Check-up cerebral: a gerência da mente

“A imaginação é mais importante que o conhecimento”
Albert Einstein

No início do século XX, Santiago Ramón y Cajal, médico anatomista espanhol, fez um estudo detalhado sobre o cérebro e concluiu que essa máquina era povoada por células que se comunicavam umas com as outras através de ramificações. Segundo o pesquisador, pareciam aranhas conectadas por múltiplos tentáculos. Cajal chamou essas células de neurônios, e a respeito deles escreveu: “são as misteriosas borboletas da alma, cujo bater de asas poderá algum dia – quem sabe? – esclarecer os segredos da vida mental”. Graças a essa teoria chamada de neuronal, Cajal ganhou o prêmio Nobel de Medicina e o título de pai da Neurociência moderna.
A verdade é que as borboletas bateram mesmo as asas e hoje, século XXI, estão sendo desvendados os labirintos do cérebro. Muito tem sido falado a respeito da neurociência, que é o estudo do sistema nervoso, sua estrutura e funcionamento, nos levando a ousadia de dizer que pesquisas relacionadas ao cérebro caminham para uma posição de liderança em pesquisas. Os avanços foram tamanhos, que hoje podemos saber o que se passa dentro do nosso cérebro quando sentimos medo, raiva, tristeza, alegria, prazer, dor, etc. A neurociência conseguiu unir várias disciplinas como por exemplo a Medicina, Psicologia, Biologia e Linguística, levando-as a compartilhar conhecimentos e experiências.

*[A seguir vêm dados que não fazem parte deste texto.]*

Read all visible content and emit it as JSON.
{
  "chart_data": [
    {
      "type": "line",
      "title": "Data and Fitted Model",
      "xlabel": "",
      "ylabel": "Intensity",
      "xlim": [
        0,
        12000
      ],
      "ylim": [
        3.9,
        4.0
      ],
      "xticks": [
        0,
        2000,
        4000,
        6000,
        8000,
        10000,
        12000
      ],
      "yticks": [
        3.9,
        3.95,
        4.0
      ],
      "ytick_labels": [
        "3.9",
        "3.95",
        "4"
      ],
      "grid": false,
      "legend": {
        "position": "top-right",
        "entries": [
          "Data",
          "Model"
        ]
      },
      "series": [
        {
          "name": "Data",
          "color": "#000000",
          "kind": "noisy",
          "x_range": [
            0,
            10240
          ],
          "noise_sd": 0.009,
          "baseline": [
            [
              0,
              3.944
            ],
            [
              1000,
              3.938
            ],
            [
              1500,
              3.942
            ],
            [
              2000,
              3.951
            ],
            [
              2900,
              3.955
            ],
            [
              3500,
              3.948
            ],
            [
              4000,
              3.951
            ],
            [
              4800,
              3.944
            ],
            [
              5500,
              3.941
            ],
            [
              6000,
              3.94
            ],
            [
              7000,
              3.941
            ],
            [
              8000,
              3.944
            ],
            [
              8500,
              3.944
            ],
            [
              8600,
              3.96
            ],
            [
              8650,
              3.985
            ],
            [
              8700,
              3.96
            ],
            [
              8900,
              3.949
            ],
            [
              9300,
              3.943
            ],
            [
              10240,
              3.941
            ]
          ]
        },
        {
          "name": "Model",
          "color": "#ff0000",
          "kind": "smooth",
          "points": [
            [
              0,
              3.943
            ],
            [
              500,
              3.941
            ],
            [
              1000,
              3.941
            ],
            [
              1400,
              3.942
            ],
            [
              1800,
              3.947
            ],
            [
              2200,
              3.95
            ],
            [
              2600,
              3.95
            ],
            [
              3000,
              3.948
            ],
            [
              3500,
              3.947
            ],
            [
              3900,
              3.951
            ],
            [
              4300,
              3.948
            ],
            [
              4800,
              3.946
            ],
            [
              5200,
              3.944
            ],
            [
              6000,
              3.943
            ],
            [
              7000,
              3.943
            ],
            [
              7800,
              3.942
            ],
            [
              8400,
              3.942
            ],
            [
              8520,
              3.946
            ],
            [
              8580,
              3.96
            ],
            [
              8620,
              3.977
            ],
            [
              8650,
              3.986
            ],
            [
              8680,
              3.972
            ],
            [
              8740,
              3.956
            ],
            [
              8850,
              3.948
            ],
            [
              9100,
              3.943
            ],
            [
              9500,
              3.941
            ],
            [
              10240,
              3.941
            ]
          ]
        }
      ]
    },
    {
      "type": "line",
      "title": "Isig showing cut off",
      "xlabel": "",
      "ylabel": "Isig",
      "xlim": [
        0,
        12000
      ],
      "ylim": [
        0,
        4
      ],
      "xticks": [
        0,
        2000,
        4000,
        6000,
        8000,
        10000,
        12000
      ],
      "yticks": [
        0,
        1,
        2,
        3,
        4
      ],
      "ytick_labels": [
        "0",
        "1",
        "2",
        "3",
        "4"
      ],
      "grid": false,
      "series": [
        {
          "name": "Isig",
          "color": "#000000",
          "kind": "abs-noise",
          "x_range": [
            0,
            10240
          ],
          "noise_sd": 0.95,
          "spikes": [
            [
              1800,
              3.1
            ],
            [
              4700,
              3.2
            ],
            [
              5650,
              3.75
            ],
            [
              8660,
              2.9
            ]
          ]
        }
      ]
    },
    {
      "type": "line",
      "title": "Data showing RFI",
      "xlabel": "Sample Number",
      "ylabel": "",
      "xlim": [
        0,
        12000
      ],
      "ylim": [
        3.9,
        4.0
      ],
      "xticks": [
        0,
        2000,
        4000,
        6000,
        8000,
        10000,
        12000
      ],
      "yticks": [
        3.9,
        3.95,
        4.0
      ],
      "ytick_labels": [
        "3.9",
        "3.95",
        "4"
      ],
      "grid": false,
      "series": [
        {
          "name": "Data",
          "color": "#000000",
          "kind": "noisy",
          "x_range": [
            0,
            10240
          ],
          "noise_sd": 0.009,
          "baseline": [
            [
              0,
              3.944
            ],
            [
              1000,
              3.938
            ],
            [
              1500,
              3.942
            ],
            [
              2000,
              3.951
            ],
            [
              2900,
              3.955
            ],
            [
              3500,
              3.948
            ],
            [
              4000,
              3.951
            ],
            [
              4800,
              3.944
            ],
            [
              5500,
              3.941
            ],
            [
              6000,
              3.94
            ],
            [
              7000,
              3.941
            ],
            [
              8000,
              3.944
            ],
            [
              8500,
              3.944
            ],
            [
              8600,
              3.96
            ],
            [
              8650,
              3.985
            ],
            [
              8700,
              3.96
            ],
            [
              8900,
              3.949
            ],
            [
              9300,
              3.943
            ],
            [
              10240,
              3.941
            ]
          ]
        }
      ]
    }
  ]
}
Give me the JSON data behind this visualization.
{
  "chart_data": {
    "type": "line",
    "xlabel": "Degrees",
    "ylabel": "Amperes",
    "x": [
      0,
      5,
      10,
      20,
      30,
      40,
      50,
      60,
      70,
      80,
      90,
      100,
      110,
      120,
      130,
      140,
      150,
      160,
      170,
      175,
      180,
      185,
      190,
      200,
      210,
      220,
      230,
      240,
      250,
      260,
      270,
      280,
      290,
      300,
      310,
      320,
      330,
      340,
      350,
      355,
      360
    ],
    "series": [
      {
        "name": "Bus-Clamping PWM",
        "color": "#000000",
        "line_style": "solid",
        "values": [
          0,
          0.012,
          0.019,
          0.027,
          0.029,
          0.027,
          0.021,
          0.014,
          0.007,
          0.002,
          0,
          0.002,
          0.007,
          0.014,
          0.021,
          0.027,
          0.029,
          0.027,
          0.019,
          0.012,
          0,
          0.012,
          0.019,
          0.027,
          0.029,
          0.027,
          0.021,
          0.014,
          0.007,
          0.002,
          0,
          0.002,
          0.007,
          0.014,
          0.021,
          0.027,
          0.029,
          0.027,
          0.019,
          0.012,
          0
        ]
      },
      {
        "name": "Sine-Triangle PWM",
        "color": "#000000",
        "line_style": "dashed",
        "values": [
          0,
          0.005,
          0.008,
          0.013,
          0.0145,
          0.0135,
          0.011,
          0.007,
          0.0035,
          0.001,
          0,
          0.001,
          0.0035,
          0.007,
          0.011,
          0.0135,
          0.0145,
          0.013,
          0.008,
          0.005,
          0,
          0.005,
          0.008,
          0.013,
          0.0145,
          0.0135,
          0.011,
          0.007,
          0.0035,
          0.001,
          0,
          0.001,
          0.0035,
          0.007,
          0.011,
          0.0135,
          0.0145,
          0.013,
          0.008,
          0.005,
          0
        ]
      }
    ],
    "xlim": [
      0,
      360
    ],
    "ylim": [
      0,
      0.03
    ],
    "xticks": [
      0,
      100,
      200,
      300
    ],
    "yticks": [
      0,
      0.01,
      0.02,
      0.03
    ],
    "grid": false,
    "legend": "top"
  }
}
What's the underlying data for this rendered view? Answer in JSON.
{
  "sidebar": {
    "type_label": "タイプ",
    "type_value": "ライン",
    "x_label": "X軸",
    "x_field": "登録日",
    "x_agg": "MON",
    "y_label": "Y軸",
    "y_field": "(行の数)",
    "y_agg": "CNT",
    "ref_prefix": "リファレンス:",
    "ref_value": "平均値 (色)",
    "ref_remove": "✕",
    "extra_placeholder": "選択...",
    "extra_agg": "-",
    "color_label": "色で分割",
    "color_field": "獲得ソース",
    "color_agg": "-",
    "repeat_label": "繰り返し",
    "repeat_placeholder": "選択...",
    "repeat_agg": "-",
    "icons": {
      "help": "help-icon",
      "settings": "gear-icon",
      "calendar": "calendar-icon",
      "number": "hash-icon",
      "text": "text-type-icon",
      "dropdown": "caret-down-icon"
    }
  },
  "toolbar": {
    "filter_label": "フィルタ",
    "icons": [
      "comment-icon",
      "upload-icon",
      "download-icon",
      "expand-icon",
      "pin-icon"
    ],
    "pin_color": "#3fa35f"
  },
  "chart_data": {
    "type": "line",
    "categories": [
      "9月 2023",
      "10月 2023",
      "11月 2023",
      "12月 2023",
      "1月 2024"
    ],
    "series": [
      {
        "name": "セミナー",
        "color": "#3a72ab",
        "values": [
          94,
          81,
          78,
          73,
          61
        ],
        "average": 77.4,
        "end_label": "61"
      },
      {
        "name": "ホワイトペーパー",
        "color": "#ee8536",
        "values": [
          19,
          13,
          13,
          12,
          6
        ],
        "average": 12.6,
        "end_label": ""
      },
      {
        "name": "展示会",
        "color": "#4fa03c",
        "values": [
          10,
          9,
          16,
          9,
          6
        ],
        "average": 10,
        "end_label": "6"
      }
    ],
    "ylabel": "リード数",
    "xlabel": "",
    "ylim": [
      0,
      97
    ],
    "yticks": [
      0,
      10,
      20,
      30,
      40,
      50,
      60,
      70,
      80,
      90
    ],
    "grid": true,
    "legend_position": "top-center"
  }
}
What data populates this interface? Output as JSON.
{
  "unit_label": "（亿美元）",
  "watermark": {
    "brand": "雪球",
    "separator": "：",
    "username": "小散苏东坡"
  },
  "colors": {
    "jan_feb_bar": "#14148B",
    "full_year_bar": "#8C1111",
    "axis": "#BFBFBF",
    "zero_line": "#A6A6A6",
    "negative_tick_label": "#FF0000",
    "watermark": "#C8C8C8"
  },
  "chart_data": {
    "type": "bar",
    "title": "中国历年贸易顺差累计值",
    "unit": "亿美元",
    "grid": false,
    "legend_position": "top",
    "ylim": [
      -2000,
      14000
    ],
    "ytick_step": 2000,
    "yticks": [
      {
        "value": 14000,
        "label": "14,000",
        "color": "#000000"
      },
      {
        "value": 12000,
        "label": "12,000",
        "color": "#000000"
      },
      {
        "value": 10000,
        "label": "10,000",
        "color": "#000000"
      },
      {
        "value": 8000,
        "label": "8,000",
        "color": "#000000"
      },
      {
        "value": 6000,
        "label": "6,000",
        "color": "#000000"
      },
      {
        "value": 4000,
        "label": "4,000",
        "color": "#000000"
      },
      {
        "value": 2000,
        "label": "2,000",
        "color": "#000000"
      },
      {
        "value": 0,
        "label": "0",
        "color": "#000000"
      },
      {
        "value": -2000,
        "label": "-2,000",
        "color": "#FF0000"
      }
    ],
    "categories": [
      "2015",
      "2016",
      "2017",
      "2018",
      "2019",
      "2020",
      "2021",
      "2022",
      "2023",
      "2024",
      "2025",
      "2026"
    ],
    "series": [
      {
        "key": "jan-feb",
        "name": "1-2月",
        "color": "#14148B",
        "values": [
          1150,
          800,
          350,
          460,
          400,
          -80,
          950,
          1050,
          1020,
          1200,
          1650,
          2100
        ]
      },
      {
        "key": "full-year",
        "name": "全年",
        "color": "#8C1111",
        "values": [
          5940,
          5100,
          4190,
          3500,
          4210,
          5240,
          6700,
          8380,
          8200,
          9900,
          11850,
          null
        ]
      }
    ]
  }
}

Antes de algumas conclusões científicas, acreditávamos que após a fase de desenvolvimento do cérebro seria impossível modificar sua estrutura, ou seja, as conexões neurais eram fixas e imutáveis. Mas agora temos uma ótima notícia: descobriram a neuroplasticidade! Mesmo na fase adulta nosso cérebro pode ser modelado e remodelado de acordo com nossas experiências, vivências e expectativas. Se preferir, esculpido! Sim! Como uma verdadeira obra de arte. Como o “Davi” de Michelangelo.

Vale lembrar que nossas experiências são informações que chegam ao nosso sistema nervoso central na forma de estímulos sensoriais, ou seja, daquilo que sentimos, ouvimos, vemos, cheiramos e degustamos. O encéfalo processa essas informações relacionando-as com aspectos ligados aos sentimentos e emoções. Então, quando chega alguma outra informação, são acionadas respostas já registradas pelo encéfalo, e passamos a ter atitudes para essas informações baseados na suposta realidade que foi registrada. Concluindo: as sensações são memorizadas junto com as informações recebidas, podendo ser estimulantes ou saturantes, agradáveis ou desagradáveis, motivadoras ou nostálgicas. Nossas percepções de cores, sons, odores e sabores são criações mentais feitas a partir da experiência sensória, e não registros diretos do mundo ao nosso redor, uma pseudorealidade. A tal suposta realidade que foi armazenada e que será acionada pode ser destrutiva ou construtiva, positiva ou negativa, trazendo novas situações que vão ser cada vez mais agradáveis ou desagradáveis. Isso explica ditos e crenças populares: onde o pobre cada vez fica mais pobre e o rico cada vez mais rico, dinheiro não nasce em árvore, pau que nasce torto nunca se endireita, etc.

Ao sabermos que nossas percepções são formadas internamente a partir de limitações ou aptidões, até quando vamos aceitar uma realidade desagradável? Até quando vamos aceitar essa limitação imposta por nossa própria percepção? Somos dotados de um potencial infinito e dentro de cada um de nós existe a possibilidade de fazer mudanças! Se o cérebro segue um padrão de interpretação de acordo com as conexões neurais que foram programadas, sem mudança nessas conexões ficaremos condicionados aos mesmos padrões e criando novamente as mesmas realidades. Lembremo-nos da neuroplasticidade. Técnicas de reprogramação mental existem, como por exemplo, a PNL – Programação Neolinguística. Podemos influenciar nossa consciência mentalmente, criando novos padrões de pensamentos. Positivos e realizadores é claro. E então? Como vai se comportar daqui pra frente? Quais pensamentos vão colecionar? A escolha é sua. E as consequências também!